Gelet op het hiervoor overwogene is voldoende komen vast te staan dat [gedaagde] meerdere aanmaningen van zowel Zilveren Kruis als haar gemachtigde heeft ontvangen, zodat hij in voldoende mate in de gelegenheid is gesteld een gerechtelijke procedure te voorkomen. De stelling van [gedaagde] , inhoudende dat hij rauwelijks is gedagvaard, wordt om die reden dan ook verworpen.
proceskosten
4.8.
[gedaagde] krijgt voor het grootste deel ongelijk en moet daarom de proceskosten betalen. De kantonrechter stelt deze kosten aan de kant van Zilveren Kruis tot vandaag vast op € 129,74 aan dagvaardingskosten, € 128,00 aan griffierecht en € 150,00 aan salaris voor de gemachtigde (2 punten x € 75,00). Dit is in totaal € 407,74. Voor kosten die Zilveren Kruis maakt na deze uitspraak moet [gedaagde] ook een bedrag betalen van € 37,50 (1/2 punt x € 75,00). Hier kan nog een bedrag bijkomen voor de betekening van de uitspraak. In dit vonnis hoeft hierover geen aparte beslissing te worden genomen (ECLI:NL:HR:2022:853).

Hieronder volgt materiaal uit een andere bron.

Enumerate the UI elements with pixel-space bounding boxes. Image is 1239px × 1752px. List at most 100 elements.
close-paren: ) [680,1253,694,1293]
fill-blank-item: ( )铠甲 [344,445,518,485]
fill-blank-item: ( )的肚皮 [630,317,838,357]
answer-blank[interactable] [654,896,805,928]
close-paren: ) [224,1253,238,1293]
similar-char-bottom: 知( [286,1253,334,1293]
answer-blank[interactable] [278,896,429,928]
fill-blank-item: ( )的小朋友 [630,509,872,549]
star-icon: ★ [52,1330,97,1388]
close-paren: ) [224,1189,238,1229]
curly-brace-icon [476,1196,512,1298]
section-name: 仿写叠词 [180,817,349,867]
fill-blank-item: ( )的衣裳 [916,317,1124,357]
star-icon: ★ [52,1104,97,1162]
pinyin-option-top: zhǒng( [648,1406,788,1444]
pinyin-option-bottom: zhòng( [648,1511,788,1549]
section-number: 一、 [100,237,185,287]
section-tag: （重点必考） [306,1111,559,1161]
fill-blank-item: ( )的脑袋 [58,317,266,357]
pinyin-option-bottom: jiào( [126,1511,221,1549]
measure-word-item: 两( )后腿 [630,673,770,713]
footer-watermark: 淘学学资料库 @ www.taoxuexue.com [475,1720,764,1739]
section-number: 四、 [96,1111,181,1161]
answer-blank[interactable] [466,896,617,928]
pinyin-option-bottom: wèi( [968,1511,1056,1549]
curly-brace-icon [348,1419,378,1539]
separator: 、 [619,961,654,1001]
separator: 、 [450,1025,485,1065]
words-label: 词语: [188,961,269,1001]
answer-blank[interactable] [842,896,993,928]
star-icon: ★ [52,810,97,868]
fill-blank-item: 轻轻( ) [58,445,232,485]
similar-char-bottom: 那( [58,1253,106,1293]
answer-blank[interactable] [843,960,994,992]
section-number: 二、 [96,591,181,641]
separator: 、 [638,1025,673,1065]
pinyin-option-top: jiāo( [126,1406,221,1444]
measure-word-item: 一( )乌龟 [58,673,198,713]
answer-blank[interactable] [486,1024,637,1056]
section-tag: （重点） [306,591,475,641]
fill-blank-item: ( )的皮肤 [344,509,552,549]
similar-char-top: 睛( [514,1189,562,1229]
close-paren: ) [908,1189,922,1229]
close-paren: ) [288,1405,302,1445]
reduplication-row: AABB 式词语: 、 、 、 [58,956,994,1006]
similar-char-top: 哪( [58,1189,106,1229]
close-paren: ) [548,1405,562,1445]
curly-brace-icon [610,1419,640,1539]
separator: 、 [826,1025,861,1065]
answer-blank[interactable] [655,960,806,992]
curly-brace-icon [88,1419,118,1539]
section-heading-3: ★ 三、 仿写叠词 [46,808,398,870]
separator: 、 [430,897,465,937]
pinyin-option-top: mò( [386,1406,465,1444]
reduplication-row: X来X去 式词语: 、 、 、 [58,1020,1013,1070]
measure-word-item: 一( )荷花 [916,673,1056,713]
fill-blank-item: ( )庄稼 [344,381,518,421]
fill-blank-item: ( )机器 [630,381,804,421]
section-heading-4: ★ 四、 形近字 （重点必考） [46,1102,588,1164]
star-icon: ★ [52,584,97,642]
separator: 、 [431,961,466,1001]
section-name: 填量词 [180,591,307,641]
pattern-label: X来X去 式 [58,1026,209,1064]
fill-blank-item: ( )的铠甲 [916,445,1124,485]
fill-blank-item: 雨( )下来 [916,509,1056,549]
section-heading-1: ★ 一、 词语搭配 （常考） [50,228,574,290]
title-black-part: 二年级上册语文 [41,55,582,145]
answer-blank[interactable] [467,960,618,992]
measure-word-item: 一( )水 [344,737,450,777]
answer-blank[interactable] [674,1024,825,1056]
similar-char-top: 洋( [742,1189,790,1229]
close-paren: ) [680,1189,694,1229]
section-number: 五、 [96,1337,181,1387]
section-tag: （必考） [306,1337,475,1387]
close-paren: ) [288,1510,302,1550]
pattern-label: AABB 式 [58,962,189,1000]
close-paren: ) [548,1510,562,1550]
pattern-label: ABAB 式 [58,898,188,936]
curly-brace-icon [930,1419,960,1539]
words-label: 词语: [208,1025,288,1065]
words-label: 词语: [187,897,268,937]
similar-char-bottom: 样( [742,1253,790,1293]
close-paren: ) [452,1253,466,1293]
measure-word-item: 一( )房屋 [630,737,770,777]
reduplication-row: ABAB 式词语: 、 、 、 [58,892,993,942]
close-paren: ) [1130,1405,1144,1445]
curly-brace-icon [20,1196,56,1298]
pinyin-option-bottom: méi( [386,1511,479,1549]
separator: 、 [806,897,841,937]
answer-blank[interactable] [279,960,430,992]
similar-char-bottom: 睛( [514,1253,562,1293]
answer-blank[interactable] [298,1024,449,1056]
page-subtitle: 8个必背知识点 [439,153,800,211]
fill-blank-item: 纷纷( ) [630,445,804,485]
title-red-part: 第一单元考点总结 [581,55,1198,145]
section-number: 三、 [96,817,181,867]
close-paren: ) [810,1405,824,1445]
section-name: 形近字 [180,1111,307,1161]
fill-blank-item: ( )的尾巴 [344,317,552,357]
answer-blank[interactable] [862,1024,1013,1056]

uitvoerbaarheid bij voorraad
4.9.
Dit vonnis wordt, zoals gevorderd, uitvoerbaar bij voorraad verklaard.

5..De beslissing

De kantonrechter:
5.1.
veroordeelt [gedaagde] om aan Zilveren Kruis te betalen € 336,75 aan hoofdsom en
€ 1,64 aan tot 10 maart 2022 berekende rente, vermeerderd met de wettelijke rente zoals bedoeld in artikel 6:119 BW over een bedrag van € 336,75 vanaf 10 maart 2022 tot de dag van volledige betaling;
5.2.
veroordeelt [gedaagde] in de proceskosten, aan de kant van Zilveren Kruis tot vandaag vastgesteld op € 407,74;
5.3.
verklaart dit vonnis tot zover uitvoerbaar bij voorraad;
5.4.
wijst het meer of anders gevorderde af.
Dit vonnis is gewezen door mr. A.J.M. van Breevoort en in het openbaar uitgesproken.